Gelingensbedingungen
Aufgrund der Beeinträchtigung der Konzentrationsfähigkeit, dem gesteigerten Bewegungsdrang und Problemen im Leseverstehen in dieser Gruppe von Schülerinnen und Schülern war es wichtig, textlastige Arbeitsblätter durch praktische und bewegungsreiche Übungen zu ersetzen. Um die Kinder beispielsweise an die Funktion des Zooms und das Einfangen und Verfolgen von bewegten Objekten heranzuführen sowie ein Gefühl dafür zu entwickeln, wie man den gewünschten Bildausschnitt einfangen kann, wurde eine Videokamera auf einem Stativ befestigt und mit einem Beamer verbunden. Der Beamer projizierte live auf eine Wand des Klassenraumes. Ein Kind stand an der Kamera und war der Fänger und versuchte, während die restliche Gruppe sich durch den Klassenraum bewegte, eine Person durch Zoomen und Kamerabewegungen so in den Bildausschnitt zu bekommen, dass man auf der Wand das Gesicht des Eingefangenen in Großaufnahme sehen konnte. Wenn dies gelang, schlüpfte der Eingefangene in die Rolle des Fängers.

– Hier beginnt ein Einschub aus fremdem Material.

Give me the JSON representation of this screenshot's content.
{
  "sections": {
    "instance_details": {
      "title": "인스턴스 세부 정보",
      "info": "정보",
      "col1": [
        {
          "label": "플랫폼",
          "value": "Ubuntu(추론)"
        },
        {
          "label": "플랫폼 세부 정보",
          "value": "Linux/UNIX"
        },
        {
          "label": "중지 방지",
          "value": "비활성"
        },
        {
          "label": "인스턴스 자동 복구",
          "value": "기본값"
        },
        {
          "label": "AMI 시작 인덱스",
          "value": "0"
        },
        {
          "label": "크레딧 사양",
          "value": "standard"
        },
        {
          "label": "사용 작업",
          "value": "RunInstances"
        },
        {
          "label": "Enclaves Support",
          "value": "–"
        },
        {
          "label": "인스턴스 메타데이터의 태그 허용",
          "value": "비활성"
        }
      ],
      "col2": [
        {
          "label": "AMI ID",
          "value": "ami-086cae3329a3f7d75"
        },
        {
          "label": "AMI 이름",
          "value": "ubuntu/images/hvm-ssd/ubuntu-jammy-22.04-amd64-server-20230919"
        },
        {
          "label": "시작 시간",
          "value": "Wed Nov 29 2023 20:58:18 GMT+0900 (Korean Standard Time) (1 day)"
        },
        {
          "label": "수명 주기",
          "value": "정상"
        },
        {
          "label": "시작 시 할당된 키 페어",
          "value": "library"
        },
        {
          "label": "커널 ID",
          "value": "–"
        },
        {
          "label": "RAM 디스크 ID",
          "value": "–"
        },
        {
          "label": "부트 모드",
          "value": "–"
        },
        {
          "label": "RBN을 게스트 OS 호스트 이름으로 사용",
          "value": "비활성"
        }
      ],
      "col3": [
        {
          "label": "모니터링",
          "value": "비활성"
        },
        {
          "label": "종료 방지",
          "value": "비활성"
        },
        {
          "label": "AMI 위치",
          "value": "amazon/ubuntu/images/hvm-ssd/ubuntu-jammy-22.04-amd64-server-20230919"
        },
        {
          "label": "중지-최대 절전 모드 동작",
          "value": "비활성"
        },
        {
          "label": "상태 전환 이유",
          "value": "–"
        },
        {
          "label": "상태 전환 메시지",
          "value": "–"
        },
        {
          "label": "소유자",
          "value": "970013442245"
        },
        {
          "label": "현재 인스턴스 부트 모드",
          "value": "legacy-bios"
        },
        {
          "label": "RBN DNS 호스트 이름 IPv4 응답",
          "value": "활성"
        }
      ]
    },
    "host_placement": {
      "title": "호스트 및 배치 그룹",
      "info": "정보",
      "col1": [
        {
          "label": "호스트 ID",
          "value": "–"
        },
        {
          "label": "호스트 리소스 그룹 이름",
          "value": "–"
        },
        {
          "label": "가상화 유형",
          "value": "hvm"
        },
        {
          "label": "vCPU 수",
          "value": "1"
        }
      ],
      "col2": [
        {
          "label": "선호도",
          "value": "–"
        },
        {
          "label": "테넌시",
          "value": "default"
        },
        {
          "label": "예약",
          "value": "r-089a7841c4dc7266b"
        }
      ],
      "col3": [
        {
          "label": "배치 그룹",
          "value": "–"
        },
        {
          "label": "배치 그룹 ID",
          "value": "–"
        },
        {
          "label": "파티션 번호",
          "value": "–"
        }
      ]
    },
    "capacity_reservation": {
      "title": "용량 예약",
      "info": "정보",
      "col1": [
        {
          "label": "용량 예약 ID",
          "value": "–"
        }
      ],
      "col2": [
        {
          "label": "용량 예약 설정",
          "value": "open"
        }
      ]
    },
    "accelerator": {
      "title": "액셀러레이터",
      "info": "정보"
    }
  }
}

Zum Kennenlernen der Unterscheidungsmerkmale und der Wirkung von Kameraperspektiven erhielt zunächst jeder ein Arbeitsblatt mit den Bezeichnungen der Kameraperspektiven. Dann wurden Videokamera und Beamer verbunden und das Bild an eine Wand des Klassenzimmers projiziert. Die Kinder experimentierten damit, sich in unterschiedlichen Perspektiven zu filmen und deren Wirkung zu beschreiben. Dazu benannte jeder am Anfang, welche Perspektive er auswählen wollte und versuchte diese dann mit Hilfe einer ihm gegenüber stehenden weiteren Person umzusetzen. Die Kontrolle erfolgte für alle sichtbar über die Projektion an der Wand.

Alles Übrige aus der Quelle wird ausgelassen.